If you accept payments from customers, it’s important to understand the responsibility your business absorbs as a result. Here are the most important aspects of payment security to know in order to keep your customers’ sensitive information adequately protected.
The Importance of PCI Compliance
PCI compliance refers to a set of security standards established in 2006 by the Payment Card Industry. They were developed to ensure that any organization that processes, stores or transmits sensitive payment data maintains certain security protocols. The details of those standards are frequently adapted based on the latest data breach-related activity, and vulnerabilities detected as a result. Because PCI compliance standards differentiate security measures for merchants based on the type and volume of their payment transactions, it’s important for any business to understand the specific requirements that apply to their business model and the channels in which they sell, including affixed and mobile point-of-sale terminals, mobile payments and online payment gateways.
The Importance of EMV Chip Card Technology
Though most credit and debit cards issued to cardholders in the United States include an EMV chip on the card’s front and a magnetic strip on the back for choice in payment processing, EMV chip card technology was adapted into payment cards because it offers greater payment security throughout processing, and for the card itself. Unlike magnetic strips, the EMV chip on the card’s front is difficult for payment thieves to “skim” or replicate. EMV chip card technology also conceals sensitive account information with encryption and tokenization. The Department of Justice estimates that 86 percent of identity theft cases originate with existing account information. With encryption and tokenization, meaningful information is protected from cyber thieves.

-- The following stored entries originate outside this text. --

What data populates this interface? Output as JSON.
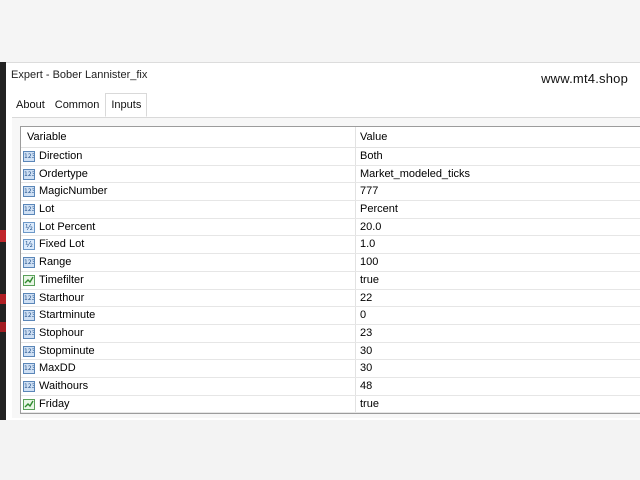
{
  "window": {
    "title": "Expert - Bober Lannister_fix",
    "watermark": "www.mt4.shop"
  },
  "tabs": [
    {
      "label": "About",
      "active": false
    },
    {
      "label": "Common",
      "active": false
    },
    {
      "label": "Inputs",
      "active": true
    }
  ],
  "table": {
    "headers": {
      "variable": "Variable",
      "value": "Value"
    },
    "rows": [
      {
        "variable": "Direction",
        "value": "Both",
        "icon": "integer-icon"
      },
      {
        "variable": "Ordertype",
        "value": "Market_modeled_ticks",
        "icon": "integer-icon"
      },
      {
        "variable": "MagicNumber",
        "value": "777",
        "icon": "integer-icon"
      },
      {
        "variable": "Lot",
        "value": "Percent",
        "icon": "integer-icon"
      },
      {
        "variable": "Lot Percent",
        "value": "20.0",
        "icon": "fraction-icon"
      },
      {
        "variable": "Fixed Lot",
        "value": "1.0",
        "icon": "fraction-icon"
      },
      {
        "variable": "Range",
        "value": "100",
        "icon": "integer-icon"
      },
      {
        "variable": "Timefilter",
        "value": "true",
        "icon": "boolean-icon"
      },
      {
        "variable": "Starthour",
        "value": "22",
        "icon": "integer-icon"
      },
      {
        "variable": "Startminute",
        "value": "0",
        "icon": "integer-icon"
      },
      {
        "variable": "Stophour",
        "value": "23",
        "icon": "integer-icon"
      },
      {
        "variable": "Stopminute",
        "value": "30",
        "icon": "integer-icon"
      },
      {
        "variable": "MaxDD",
        "value": "30",
        "icon": "integer-icon"
      },
      {
        "variable": "Waithours",
        "value": "48",
        "icon": "integer-icon"
      },
      {
        "variable": "Friday",
        "value": "true",
        "icon": "boolean-icon"
      }
    ]
  },
  "icon_glyphs": {
    "integer": "123",
    "fraction": "½"
  }
}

Should they intercept information during EMV payment processing, the numbers they will see are ambiguous “tokens” that have been assigned to replace the real account numbers.
The Importance of Internal Controls
PCI compliance involves the security of hardware, software, point-of-sale terminals, mobile devices and internal payment processes related to customer payment data. Payment security breaches do not only originate with cyber security issues. In fact, they often include the physical manipulation of a point-of-sale device, a dishonest employee who abuses his or her access to company systems, or an identity thief posing as a customer to compromise another customer’s payment security from afar. Educate your staff on the importance of following security standards and being aware of how their actions impact payment security. For example, a customer’s credit card number should never be written down on paper or otherwise retained at your business, even if the customer requests that a member of your team do so. Mobile payments should be processed using only private password-protected Internet connections, and devices should use the most current operating system available. Point-of-sale terminals and card readers should be checked as part of standard business opening and closing procedures, and firewalls, network connections, software and hardware should be checked at least once a quarter, per PCI compliance standards.
Accepting credit and debit card payments is part of doing business, but it also means your business has the responsibility of providing adequate payment security — for the protection of customers and your business.